Enquanto isso, os meninos da aldeia haviam se entusiasmado com os samurais, com suas habilidades no manejo das armas, com a valentia e a coragem demonstradas em suas lutas. Mas, alguns dentre eles estavam envergonhados e indignados porque seus pais, por temerem futuras represálias por parte dos bandidos invasores, não haviam colaborado com os samurais, como a maioria dos aldeões. Houve, então este diálogo:
Menino: “Estou com vergonha. Meu pai é um covarde!”
Bernardo (samurai): “Não, não digas isso! Teu pai não é covarde. Pensas que sou corajoso porque carrego essa arma? Teu pai carrega a ti, a teus irmãos, a tua mãe... Responsabilidade pesada, como uma pedra de toneladas que o esmaga e o mata. E ele fez aquilo e quer fazê-lo porque te ama e toda a tua família. Eu nunca tive essa coragem... Trabalhar como mula, todos os dias... sem garantia de resultado: Isso é coragem! Nunca tentei começar uma vida assim... Por isso virei pistoleiro”. (Em Comentando I Fioretti, pág. 61).
Mas, agora, vem o comentário mais significativa do nosso mestre:
Ele, o guerreiro, não tem filhos nem mulher para cuidar. Por isso, pode dar-se ao luxo de se arriscar, pôr a vida em jogo, sentir a sensação de poder, coragem, nobreza, grandeza de ser um herói e ser admirado por todos. Se ele, o valente na morte, fosse mais corajoso ainda, como os pais “covardes” desses meninos, teria se casado, teria gerado vidas, teria assumido toda a humilhação de ser saqueado pelos bandidos, ser ameaçado por eles, sim, não teria medo de ser chamado de “covarde” pelos outros; enfrentaria a tristeza de ser desprezado por todos, até mesmo por seus filhos, para poder dar de comer aos seus, de os vestir, de os assistir nas doenças, a todo o custo. E se tudo isso se tornar impossível pelas circunstâncias que dele não dependem, faria tudo para, ao menos, poder estar junto deles, para ajudar no que fosse possível. Pois, por mais difícil que seja morrer, passando qual vendaval pela vida, é mais fácil do que continuar a viver e permanecer, tentando todos os dias, no suor de seu trabalho, amassar a terra para os grãos finitos e apoucados da sobrevivência. É mais fácil morrer do que viver a morte de cada dia, de reerguer-se para a vida, para amar sempre novo e de novo, tenaz e humildemente, sem recompensa, sem heroísmo, porque tem a responsabilidade inalienável de amar (idem).
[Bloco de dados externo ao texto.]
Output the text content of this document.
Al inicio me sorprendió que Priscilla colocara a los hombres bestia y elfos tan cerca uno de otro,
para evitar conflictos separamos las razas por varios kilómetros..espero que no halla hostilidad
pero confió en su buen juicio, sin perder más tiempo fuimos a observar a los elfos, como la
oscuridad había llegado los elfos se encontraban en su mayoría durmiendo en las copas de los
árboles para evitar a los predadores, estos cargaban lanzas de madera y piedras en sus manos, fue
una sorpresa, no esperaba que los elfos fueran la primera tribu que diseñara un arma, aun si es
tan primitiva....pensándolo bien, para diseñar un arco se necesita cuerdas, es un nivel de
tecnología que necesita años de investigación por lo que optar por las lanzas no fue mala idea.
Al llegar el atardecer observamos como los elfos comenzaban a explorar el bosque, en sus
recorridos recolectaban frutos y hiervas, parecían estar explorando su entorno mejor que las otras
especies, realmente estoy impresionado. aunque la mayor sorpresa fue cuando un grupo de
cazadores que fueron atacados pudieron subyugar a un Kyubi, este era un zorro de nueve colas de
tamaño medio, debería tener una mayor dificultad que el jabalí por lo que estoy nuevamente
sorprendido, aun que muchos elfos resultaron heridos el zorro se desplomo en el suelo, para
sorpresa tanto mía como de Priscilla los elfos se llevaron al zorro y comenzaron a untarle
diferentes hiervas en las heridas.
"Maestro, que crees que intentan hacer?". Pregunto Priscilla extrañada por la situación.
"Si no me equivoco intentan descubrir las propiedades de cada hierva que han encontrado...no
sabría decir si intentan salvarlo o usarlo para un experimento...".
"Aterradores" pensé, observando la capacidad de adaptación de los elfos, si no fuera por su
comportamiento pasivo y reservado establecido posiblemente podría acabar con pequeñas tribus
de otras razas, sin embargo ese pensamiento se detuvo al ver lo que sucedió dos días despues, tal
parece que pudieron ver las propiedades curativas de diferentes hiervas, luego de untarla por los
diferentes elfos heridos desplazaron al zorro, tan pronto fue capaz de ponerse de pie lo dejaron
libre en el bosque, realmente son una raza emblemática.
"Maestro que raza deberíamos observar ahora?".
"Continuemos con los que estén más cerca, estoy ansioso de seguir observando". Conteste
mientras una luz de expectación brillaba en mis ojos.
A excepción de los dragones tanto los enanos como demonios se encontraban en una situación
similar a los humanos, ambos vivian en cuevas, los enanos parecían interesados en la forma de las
Podemos concluir com outro testemunho que acena para a virtude da paciência pode ser visto na conhecida obra de Saint Exupéry. Em seu O Pequeno Príncipe encontramos uma passagem que pode ser considerada como uma exemplificação do dito de Jesus: In patientia, possidebitis animas vestras.
O pequeno príncipe está deitado de barriga para baixo sobre um gramado com muitas flores vermelhas em volta dele... E, assim deitado na relva, ele chora. Vem, então este diálogo da sábia raposa com o Pequeno Príncipe:
- Foi o tempo que perdeste com tua rosa que a fez tão importante.
- Foi o tempo que eu perdi com a minha rosa... - repetiu ele, para não se esquecer.
- Os homens esqueceram essa verdade - disse ainda a raposa.
- Mas tu não a deves esquecer. Tu te tornas eternamente responsável por aquilo que cativas. Tu és responsável pela tua rosa...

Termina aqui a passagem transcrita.